On the KIT, I just wired both batteries together in parallel and hooked the +/- leads to opposite ends of the battery bundle to even their usage out, but I noticed even with that, the lead battery still took more wear than the trailing battery (I have two in the main house bank).
The new rig, I'm setting it up so that the batteries are only conjoined when the selector makes them so, allowing for me to cut between battery 1, battery 2 or both batteries at the same time for powering the camper when off shore power.
I could make use of one of these eatons though for controlling the charging process to the batteries coming from the trucks charge plug and 3-stage converter.
I think you are trying to complicate simple issue.
When you have house battery bank, you use it together. For decades I am using cars and boat batteries in my RVs, so almost all the time they are different age, different capacity.
What I observe is that when used, or charged together -those differences are not changing anything. They might if you leave different age batteries connected for long storage, but I never do that.

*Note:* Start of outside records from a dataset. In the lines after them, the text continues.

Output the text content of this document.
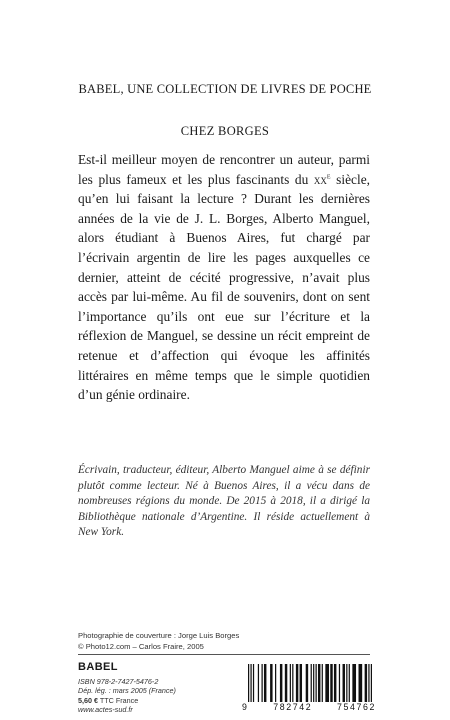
BABEL, UNE COLLECTION DE LIVRES DE POCHE
CHEZ BORGES

Est-il meilleur moyen de rencontrer un auteur, parmi les plus fameux et les plus fascinants du $xx^e$ siècle, qu’en lui faisant la lecture ? Durant les dernières années de la vie de J. L. Borges, Alberto Manguel, alors étudiant à Buenos Aires, fut chargé par l’écrivain argentin de lire les pages auxquelles ce dernier, atteint de cécité progressive, n’avait plus accès par lui-même. Au fil de souvenirs, dont on sent l’importance qu’ils ont eue sur l’écriture et la réflexion de Manguel, se dessine un récit empreint de retenue et d’affection qui évoque les affinités littéraires en même temps que le simple quotidien d’un génie ordinaire.

Écrivain, traducteur, éditeur, Alberto Manguel aime à se définir plutôt comme lecteur. Né à Buenos Aires, il a vécu dans de nombreuses régions du monde. De 2015 à 2018, il a dirigé la Bibliothèque nationale d’Argentine. Il réside actuellement à New York.

Photographie de couverture : Jorge Luis Borges
© Photo12.com – Carlos Fraire, 2005
BABEL
ISBN 978-2-7427-5476-2
Dép. lég. : mars 2005 (France)
5,60 € TTC France
www.actes-sud.fr	9	782742	754762
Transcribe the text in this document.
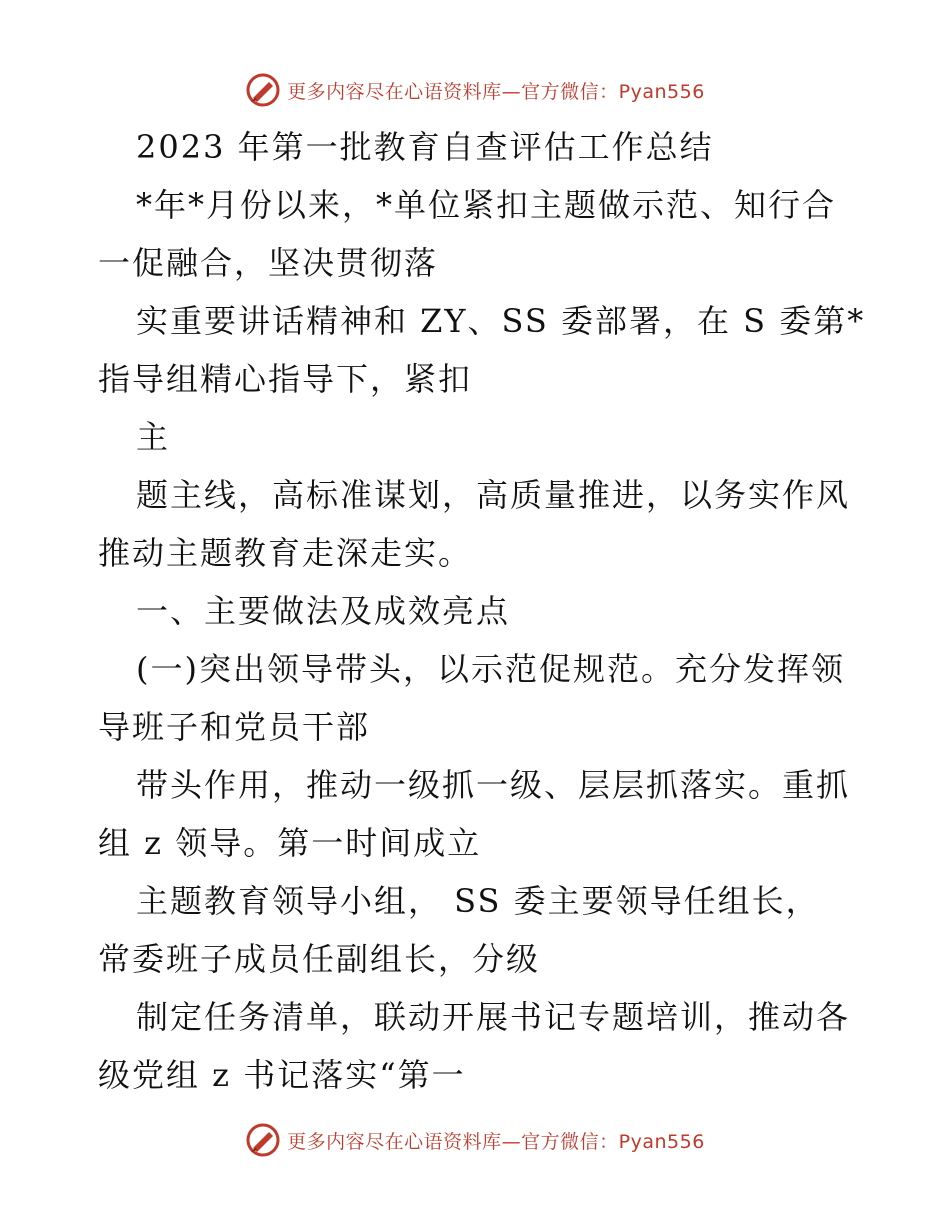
更多内容尽在心语资料库—官方微信：Pyan556
2023 年第一批教育自查评估工作总结
*年*月份以来，*单位紧扣主题做示范、知行合
一促融合，坚决贯彻落
实重要讲话精神和 ZY、SS 委部署，在 S 委第*
指导组精心指导下，紧扣
主
题主线，高标准谋划，高质量推进，以务实作风
推动主题教育走深走实。
一、主要做法及成效亮点
(一)突出领导带头，以示范促规范。充分发挥领
导班子和党员干部
带头作用，推动一级抓一级、层层抓落实。重抓
组 z 领导。第一时间成立
主题教育领导小组， SS 委主要领导任组长，
常委班子成员任副组长，分级
制定任务清单，联动开展书记专题培训，推动各
级党组 z 书记落实“第一
更多内容尽在心语资料库—官方微信：Pyan556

In my Sprinter conversion I have 1 house battery in the rear, close to inverter and electrical panel, when 2nd battery is under the hood, with almost 20' of cable. They are both wired together just fine and only for storage I pull battery clamps.
So what do you expect from separation switch between house batteries?
It will not give you more capacity for sure.
My 2002 Lance had 1 of those charging separators installed at the factory. Sure surprised me when I discover it after couple years of use. But Lance seems to be unique with upgraded charging cables.